The diversity of bacterial communities in aquatic sediment of rainforest and oil palm plantation at Sumatra was studied using pyrosequencing of 16S rRNA gene and common biodiversity indices.  Phylogenetic approach was used for revealing the community shift of bacterial phyla and genera in both areas.  Ecological approach used soil pH, total Carbon (TC), total Nitrogen (TN), available Phosphorus (AP) measurement and bacterial diversity with Shanon and Simpson indices, and bacterial richness with Chao1-ACE indices and OTUs.  Bacterial diversity and richness in aquatic sediment of forest area was higher than that ones in oil palm plantation area, although their pH, TC, and TN in both areas were not different significantly.

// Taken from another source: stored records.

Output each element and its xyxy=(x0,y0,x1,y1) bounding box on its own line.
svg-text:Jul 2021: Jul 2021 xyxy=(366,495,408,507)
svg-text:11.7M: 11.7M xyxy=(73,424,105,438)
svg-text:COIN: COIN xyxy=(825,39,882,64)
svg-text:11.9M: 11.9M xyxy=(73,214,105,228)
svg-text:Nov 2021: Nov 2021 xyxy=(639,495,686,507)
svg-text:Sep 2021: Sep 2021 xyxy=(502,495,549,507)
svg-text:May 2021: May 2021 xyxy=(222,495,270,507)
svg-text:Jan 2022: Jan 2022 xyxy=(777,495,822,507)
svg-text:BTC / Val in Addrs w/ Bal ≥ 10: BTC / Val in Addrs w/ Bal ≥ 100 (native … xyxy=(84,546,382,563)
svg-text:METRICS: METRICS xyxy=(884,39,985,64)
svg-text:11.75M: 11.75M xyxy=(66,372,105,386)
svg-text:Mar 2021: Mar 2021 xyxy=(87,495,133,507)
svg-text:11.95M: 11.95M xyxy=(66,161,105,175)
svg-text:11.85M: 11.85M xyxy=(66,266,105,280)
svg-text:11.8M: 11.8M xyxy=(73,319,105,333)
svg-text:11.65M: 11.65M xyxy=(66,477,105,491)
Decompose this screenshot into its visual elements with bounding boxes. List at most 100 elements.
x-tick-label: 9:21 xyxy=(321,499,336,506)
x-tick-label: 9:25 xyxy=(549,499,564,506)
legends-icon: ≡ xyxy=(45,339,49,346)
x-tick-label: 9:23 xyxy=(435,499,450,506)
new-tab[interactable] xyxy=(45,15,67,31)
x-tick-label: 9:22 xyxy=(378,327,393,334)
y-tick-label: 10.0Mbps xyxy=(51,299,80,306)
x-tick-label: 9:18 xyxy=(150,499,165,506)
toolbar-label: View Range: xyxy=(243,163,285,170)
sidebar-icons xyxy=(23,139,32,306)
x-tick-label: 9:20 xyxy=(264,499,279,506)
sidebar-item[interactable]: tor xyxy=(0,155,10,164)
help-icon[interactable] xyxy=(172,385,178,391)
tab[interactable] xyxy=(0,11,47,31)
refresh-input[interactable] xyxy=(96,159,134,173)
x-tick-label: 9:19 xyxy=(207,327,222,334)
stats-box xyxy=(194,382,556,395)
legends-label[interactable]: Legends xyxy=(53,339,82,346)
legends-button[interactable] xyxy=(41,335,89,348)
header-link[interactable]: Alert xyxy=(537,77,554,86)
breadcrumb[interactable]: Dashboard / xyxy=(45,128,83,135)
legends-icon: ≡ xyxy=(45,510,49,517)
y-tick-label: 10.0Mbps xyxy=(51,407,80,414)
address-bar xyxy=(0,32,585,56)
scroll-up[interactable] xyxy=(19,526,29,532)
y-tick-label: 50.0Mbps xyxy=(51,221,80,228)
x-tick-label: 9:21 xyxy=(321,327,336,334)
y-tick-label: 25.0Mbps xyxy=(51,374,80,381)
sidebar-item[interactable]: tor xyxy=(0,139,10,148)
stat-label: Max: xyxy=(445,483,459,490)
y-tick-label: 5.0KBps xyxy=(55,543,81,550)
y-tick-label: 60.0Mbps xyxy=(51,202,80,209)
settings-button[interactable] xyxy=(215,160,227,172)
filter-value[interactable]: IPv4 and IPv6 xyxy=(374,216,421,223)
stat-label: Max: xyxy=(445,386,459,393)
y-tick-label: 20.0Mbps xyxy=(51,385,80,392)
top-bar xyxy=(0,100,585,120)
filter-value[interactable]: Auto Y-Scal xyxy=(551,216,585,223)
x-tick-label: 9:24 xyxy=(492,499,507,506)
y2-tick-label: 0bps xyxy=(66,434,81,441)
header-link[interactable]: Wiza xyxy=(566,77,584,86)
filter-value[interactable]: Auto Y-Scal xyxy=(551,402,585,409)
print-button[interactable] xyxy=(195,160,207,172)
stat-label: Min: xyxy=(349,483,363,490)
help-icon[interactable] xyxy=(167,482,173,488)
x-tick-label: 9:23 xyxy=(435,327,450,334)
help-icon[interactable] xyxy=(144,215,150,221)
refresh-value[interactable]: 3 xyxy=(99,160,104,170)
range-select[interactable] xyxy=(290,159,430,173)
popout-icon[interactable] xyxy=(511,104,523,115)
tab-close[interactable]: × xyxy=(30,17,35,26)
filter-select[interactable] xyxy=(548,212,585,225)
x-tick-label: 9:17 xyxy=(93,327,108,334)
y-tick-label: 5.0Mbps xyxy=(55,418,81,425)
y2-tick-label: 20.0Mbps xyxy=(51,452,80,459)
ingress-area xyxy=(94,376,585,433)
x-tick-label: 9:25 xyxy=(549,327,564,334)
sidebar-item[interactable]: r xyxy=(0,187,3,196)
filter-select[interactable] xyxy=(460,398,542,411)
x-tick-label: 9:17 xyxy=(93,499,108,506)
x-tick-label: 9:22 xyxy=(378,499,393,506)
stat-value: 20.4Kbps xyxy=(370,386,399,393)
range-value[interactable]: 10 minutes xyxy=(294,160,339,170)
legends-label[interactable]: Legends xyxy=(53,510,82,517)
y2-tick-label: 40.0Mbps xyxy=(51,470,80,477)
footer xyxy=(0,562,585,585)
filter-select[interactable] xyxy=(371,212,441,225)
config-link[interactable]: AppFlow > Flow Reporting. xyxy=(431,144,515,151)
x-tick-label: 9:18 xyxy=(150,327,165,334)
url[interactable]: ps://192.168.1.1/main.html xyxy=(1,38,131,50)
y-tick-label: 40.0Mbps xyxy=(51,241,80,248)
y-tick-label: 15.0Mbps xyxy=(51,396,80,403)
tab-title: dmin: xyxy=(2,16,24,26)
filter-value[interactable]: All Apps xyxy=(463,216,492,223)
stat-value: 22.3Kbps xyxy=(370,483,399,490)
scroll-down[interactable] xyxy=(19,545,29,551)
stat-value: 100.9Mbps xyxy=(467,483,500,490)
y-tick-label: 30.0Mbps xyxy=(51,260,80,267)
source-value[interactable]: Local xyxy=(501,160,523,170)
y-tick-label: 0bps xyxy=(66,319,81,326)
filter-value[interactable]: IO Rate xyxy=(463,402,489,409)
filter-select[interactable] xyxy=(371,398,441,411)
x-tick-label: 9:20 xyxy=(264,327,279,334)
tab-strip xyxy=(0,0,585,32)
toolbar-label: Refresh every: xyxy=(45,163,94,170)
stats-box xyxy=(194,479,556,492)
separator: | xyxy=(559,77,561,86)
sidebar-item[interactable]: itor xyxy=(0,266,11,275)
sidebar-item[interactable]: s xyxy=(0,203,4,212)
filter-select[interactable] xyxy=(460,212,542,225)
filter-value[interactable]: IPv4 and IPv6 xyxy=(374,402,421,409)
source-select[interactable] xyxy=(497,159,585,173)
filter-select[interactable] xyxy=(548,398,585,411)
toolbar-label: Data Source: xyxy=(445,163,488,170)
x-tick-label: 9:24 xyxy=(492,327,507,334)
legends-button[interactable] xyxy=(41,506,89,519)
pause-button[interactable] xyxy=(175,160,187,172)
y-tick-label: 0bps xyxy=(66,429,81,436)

The majority of sequences related to Proteobacteria (34.85%), Acidobacteria (32.67%), Nitrospirae (6.86%), Chloroflexi (4.31%), and Actinobacteria (4.02%) were from forest; whereas those related to Acidobacteria (46.10%), Proteobacteria (25.86%), Nitrospirae (9.20%), Chloroflexi (4.99%), and Actinobacteria (2.34%) invented from oil palm plantation. The genera of Alphaproteobacteria and Betaproteobacteria dominated in genera phylotype of bacterial 16S rRNA phylogenetic revealed both aquatic sediment of forest and oil palm plantation. The most genera in the phylogenetic tree from aquatic sediment of both areas was Burkholderia.  The bacterial community shift in aquatic sediment of forest transformation indicated higher bacterial diversity index, richness index, some of phyla and genera in aquatic sediment from forest than from oil palm plantation.